Keep motorcycles in running form

If you own a motorcycle, there's no better feeling than hitting the open road on a warm, sunny day.

But before embarking on your next adventure, it's important to remember that just like cars, motorcycles need general maintenance to perform properly.

"Motorcycles are not unlike cars in that regular maintenance is required to keep them safe and operational," said Brian Peck, director of operations for Midwest Auto Services in Blue Springs, Mo.

Whether you're looking for a mechanic to service your motorcycle or you plan to do it yourself, here are a few general maintenance tips to ensure the process goes smoothly.

First and foremost, read the motorcycle owner's manual before any maintenance is performed.

Although different recommendations apply to the various makes and models of motorcycles, general rules typically apply to all bikes. Be sure to take into account your riding conditions, including extremely hot, cold or dusty environments.
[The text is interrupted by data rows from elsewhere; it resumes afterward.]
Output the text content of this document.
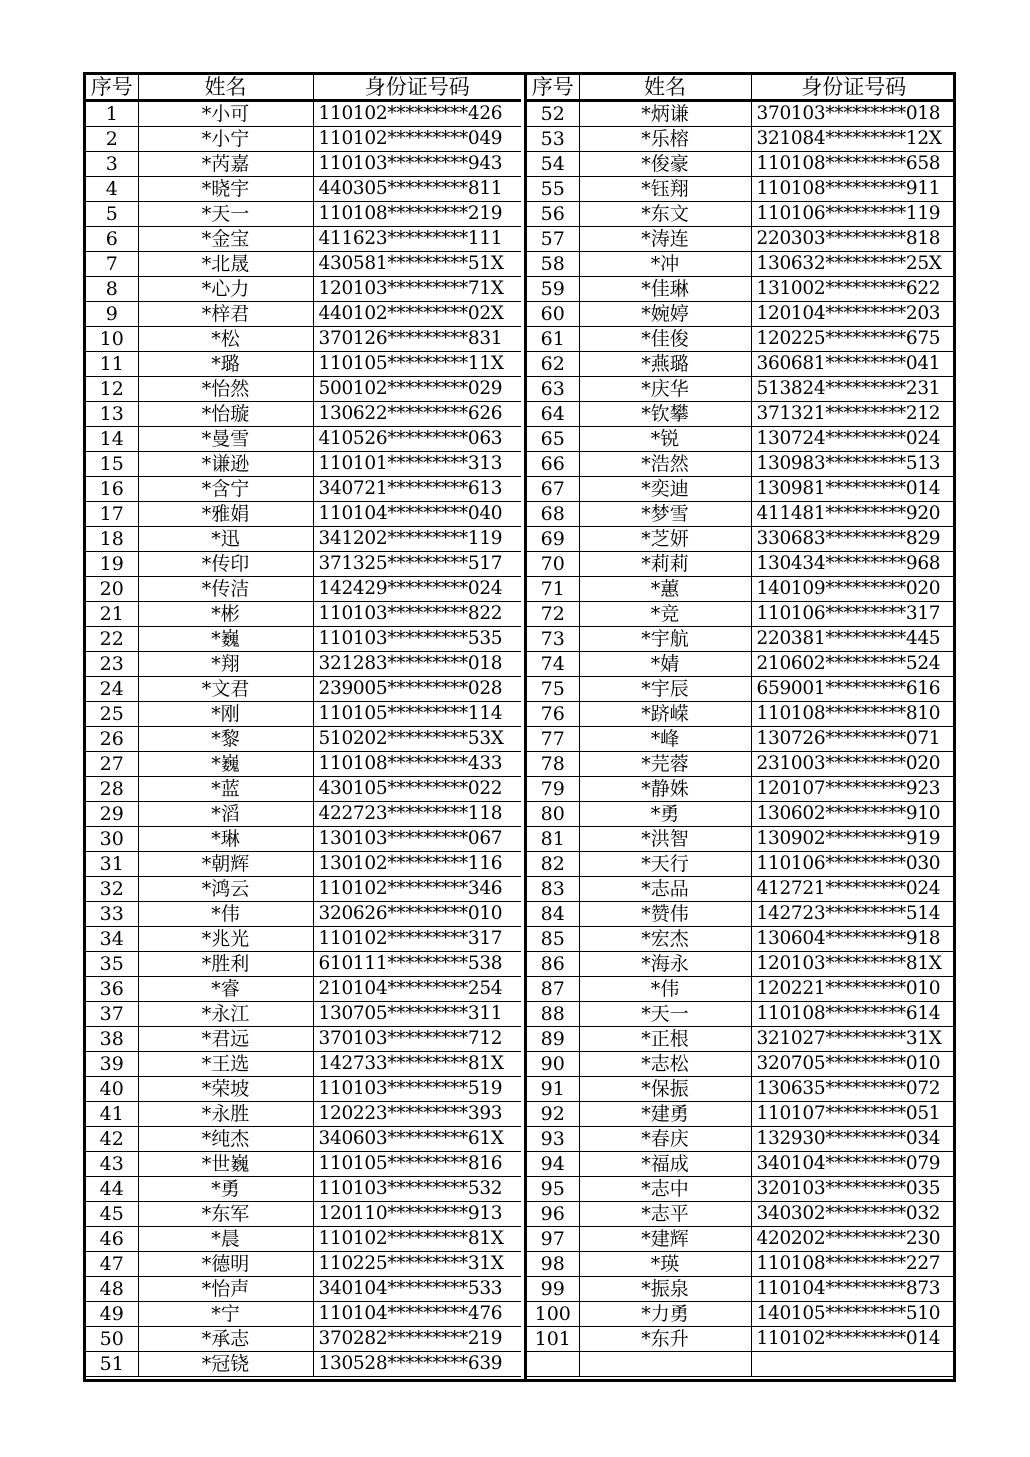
序号	姓名	身份证号码
1	*小可	110102*********426
2	*小宁	110102*********049
3	*芮嘉	110103*********943
4	*晓宇	440305*********811
5	*天一	110108*********219
6	*金宝	411623*********111
7	*北晟	430581*********51X
8	*心力	120103*********71X
9	*梓君	440102*********02X
10	*松	370126*********831
11	*璐	110105*********11X
12	*怡然	500102*********029
13	*怡璇	130622*********626
14	*曼雪	410526*********063
15	*谦逊	110101*********313
16	*含宁	340721*********613
17	*雅娟	110104*********040
18	*迅	341202*********119
19	*传印	371325*********517
20	*传洁	142429*********024
21	*彬	110103*********822
22	*巍	110103*********535
23	*翔	321283*********018
24	*文君	239005*********028
25	*刚	110105*********114
26	*黎	510202*********53X
27	*巍	110108*********433
28	*蓝	430105*********022
29	*滔	422723*********118
30	*琳	130103*********067
31	*朝辉	130102*********116
32	*鸿云	110102*********346
33	*伟	320626*********010
34	*兆光	110102*********317
35	*胜利	610111*********538
36	*睿	210104*********254
37	*永江	130705*********311
38	*君远	370103*********712
39	*王选	142733*********81X
40	*荣坡	110103*********519
41	*永胜	120223*********393
42	*纯杰	340603*********61X
43	*世巍	110105*********816
44	*勇	110103*********532
45	*东军	120110*********913
46	*晨	110102*********81X
47	*德明	110225*********31X
48	*怡声	340104*********533
49	*宁	110104*********476
50	*承志	370282*********219
51	*冠铙	130528*********639
序号	姓名	身份证号码
52	*炳谦	370103*********018
53	*乐榕	321084*********12X
54	*俊豪	110108*********658
55	*钰翔	110108*********911
56	*东文	110106*********119
57	*涛连	220303*********818
58	*冲	130632*********25X
59	*佳琳	131002*********622
60	*婉婷	120104*********203
61	*佳俊	120225*********675
62	*燕璐	360681*********041
63	*庆华	513824*********231
64	*钦攀	371321*********212
65	*锐	130724*********024
66	*浩然	130983*********513
67	*奕迪	130981*********014
68	*梦雪	411481*********920
69	*芝妍	330683*********829
70	*莉莉	130434*********968
71	*蕙	140109*********020
72	*竞	110106*********317
73	*宇航	220381*********445
74	*婧	210602*********524
75	*宇辰	659001*********616
76	*跻嵘	110108*********810
77	*峰	130726*********071
78	*芫蓉	231003*********020
79	*静姝	120107*********923
80	*勇	130602*********910
81	*洪智	130902*********919
82	*天行	110106*********030
83	*志品	412721*********024
84	*赞伟	142723*********514
85	*宏杰	130604*********918
86	*海永	120103*********81X
87	*伟	120221*********010
88	*天一	110108*********614
89	*正根	321027*********31X
90	*志松	320705*********010
91	*保振	130635*********072
92	*建勇	110107*********051
93	*春庆	132930*********034
94	*福成	340104*********079
95	*志中	320103*********035
96	*志平	340302*********032
97	*建辉	420202*********230
98	*瑛	110108*********227
99	*振泉	110104*********873
100	*力勇	140105*********510
101	*东升	110102*********014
When looking for a repair shop to service your bike, make sure it is familiar with your make - whether it's a Harley-Davidson, Suzuki, or Honda - and that it does not specialize in just one type.

It's also important to note that not all car mechanics service motorcycles, so you'll need to research to find one in your area, or learn how to do basic maintenance yourself.

Peck said a motorcycle's engine oil should be changed on a 3,000- to 5,000-mile interval. Some mechanics recommend changing the engine oil and filter every six months.

Rick Higgins, owner of Rick's 1 Auto Service in Columbus, Ohio, recommends changing the engine oil about every 2,500 miles.

"It usually depends on what type of bike," Higgins said. "Some bikes take different types of oil."

Peck said the cost of an average oil change is about $25, but many newer, high-performance motorcycles use synthetic oil, which can cost about $60.

Because motorcycles sit for long stretches during cold or inclement weather, Peck recommends checking your motorcycle tires before each ride.

"Dry rotting and cracking of the tire is something we see on many motorcycles that are older but have low miles and great tread," Peck said. "These conditions can cause a blowout and, on a bike, that can be disastrous."

Because motorcycles typically have different-sized front and back tires, it's not necessary to rotate them.

It's important to check your motorcycle's lights, indicators, and brakes before every ride. Motorcycle experts also recommend checking the chain tension and lubrication every month and checking the control cables every two months.

At the same time, clean and inspect the air filter and spark plugs. Check the brake fluid level and condition of the brake pads and brake lines. Higgins recommends changing the brake fluid about every two years.

"If severe grooving of the rotors or harsh or grinding noises are present, have the brakes serviced as soon as possible," Peck said.

The air filter and spark plugs require changing about every nine months.

Also, don't forget the transmission fluid, which Higgins says should be changed every couple of years.